Jessi's mother had apparently never understood why her daughter had not liked dolls and dresses; had not been able to easily develop social bonds with other children; and had preferred, even from an early age, working math problems with her father to any other activity. For the first six years of her life, Jessi had been subject to her mother's attempts to make her daughter more like herself. Then, when Jessi was seven, her sister had been born. At the time, Jessi had hoped that would mean a reprieve for her. Instead, however, her mother had taken every opportunity over the next several years to point out how preferable her younger sister's behavior was to Jessi's behavior.
I stopped reading for briefly after finishing Jessi's description of her early relationship with her mother. In that moment, I wanted nothing more than to take the young woman in my arms and hold her. I thought about calling her, but I had no idea if she might be free or at work, so I decided to keep reading.
When I continued, I learned that Jessi's older brother, who was almost three when she was born, had always resented her for taking attention away from him, especially that of their father. Jessi's description of her torment at her brother's hands was all the sadder because he, like their mother, had embraced Jessi's sister when she had been born. For Jessi, it had become the three of them against her, at least until recently. She explained how she had always believed her sister was spoiled and did things just to hurt and annoy her, but that in the last couple of months she had begun to think that her sister, who was now thirteen, was mainly innocent, and maybe even embarrassed about how their mother and brother fawned over her and either ignored or criticized Jessi.
Following her paragraph about her brother and sister, Jessi wrote several describing her relationship with her father and his parents. Jessi had adored her father when she was young, and to this day, she explained, they still sent each other math problems to work. According to Jessi, one of them would work part of a problem and send it to the other to finish. Often, she explained, they would intentionally make mistakes for the other to find and correct. It was a game they had played since she was three, although it had become much more complex over time.
Jessi then told how losing her grandfather when she was eleven and her grandmother when she was thirteen had caused her to withdraw from people even more than before. She explained that she had been afraid to care about anyone, for fear they would go away. However, she had also craved contact with other people, and the tension between what she feared and what she needed caused her to act out and push her boundaries.

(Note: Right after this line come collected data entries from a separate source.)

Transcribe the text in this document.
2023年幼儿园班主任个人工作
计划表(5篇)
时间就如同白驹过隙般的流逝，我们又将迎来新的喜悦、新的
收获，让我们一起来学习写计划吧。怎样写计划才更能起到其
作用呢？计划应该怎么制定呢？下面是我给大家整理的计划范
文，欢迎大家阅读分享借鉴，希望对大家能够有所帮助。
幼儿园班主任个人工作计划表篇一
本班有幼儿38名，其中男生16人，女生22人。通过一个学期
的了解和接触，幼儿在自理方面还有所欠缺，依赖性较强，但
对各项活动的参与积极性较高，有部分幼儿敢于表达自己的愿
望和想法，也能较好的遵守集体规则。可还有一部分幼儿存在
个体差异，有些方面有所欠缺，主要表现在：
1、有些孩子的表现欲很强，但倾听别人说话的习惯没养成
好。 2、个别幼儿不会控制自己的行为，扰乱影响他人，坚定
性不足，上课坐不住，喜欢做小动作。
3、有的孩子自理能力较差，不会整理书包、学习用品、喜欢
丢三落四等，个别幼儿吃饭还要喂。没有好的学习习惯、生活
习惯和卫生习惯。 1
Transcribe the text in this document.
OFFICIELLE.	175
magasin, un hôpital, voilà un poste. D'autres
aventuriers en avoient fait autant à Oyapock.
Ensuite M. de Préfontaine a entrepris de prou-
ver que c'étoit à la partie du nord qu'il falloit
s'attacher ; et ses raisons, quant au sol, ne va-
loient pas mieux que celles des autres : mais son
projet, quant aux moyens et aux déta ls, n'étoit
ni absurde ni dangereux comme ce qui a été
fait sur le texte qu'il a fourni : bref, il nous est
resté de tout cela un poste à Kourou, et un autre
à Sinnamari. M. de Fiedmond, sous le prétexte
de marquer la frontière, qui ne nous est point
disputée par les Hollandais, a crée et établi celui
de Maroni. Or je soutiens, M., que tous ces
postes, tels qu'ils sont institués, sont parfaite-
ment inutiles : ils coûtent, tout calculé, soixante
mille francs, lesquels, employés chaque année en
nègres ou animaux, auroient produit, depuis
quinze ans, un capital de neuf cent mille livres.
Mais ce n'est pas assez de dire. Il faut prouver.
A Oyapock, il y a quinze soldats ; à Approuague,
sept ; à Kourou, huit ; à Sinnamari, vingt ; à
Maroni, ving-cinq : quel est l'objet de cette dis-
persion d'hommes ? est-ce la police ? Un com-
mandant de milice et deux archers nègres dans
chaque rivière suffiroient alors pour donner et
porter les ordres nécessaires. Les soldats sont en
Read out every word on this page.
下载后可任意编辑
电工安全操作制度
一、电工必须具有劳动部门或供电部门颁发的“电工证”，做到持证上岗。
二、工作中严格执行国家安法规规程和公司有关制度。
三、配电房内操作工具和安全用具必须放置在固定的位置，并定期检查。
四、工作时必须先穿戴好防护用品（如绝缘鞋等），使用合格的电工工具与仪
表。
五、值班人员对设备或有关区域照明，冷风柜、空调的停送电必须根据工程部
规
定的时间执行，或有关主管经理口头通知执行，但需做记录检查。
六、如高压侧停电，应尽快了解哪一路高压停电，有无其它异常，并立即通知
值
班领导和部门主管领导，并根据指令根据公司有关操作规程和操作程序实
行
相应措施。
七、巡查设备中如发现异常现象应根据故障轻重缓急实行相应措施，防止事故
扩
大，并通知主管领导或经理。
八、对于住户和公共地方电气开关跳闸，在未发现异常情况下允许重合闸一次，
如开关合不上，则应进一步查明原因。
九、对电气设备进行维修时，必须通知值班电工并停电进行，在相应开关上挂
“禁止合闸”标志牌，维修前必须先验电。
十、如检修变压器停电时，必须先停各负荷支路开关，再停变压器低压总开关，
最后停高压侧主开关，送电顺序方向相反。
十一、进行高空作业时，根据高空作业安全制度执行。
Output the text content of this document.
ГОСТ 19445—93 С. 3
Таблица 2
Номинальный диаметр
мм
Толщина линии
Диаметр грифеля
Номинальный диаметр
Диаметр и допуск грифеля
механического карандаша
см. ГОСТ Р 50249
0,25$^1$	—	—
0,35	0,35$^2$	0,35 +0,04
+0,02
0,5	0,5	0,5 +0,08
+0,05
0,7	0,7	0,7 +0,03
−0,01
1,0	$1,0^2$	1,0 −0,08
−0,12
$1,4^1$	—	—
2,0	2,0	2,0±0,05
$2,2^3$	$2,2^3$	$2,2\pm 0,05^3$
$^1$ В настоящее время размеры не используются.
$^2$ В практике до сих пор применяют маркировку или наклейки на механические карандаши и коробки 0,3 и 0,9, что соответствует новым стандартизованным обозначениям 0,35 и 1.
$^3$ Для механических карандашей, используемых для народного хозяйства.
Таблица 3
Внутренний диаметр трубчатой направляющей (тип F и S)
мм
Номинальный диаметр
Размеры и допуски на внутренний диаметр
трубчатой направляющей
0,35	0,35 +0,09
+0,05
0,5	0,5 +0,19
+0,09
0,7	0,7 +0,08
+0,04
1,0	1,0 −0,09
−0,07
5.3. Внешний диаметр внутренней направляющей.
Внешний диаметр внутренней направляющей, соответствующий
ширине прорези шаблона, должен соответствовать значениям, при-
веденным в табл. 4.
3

When she was fifteen, her mother had walked in on her and a boy making out. Despite the fact that nothing else had happened with the boy, Jessi's mother never trusted her daughter again. She would check Jessi and Jessi's clothing nearly daily, sometimes even more frequently, for signs that she was doing something wrong. It was during this time that Jessi's panic attacks, which she began having when she was eleven (the same year her grandfather had died, I noted), intensified. This led to her mother putting her in counseling, and then subsequently firing three separate therapists who had each suggested that Jessi's mother's treatment of the teenage Jessi was at least causing her attacks to be worse than they might otherwise have been.
As bad as everything in the email had been to that point, where I really began to feel the young woman's pain more keenly was when she told me how her father had started to separate himself from her after the incident with the boy. They had continued working math problems together, but otherwise Jessi believed he had become more distant. This strain between Jessi and her father caused her to act out even more often.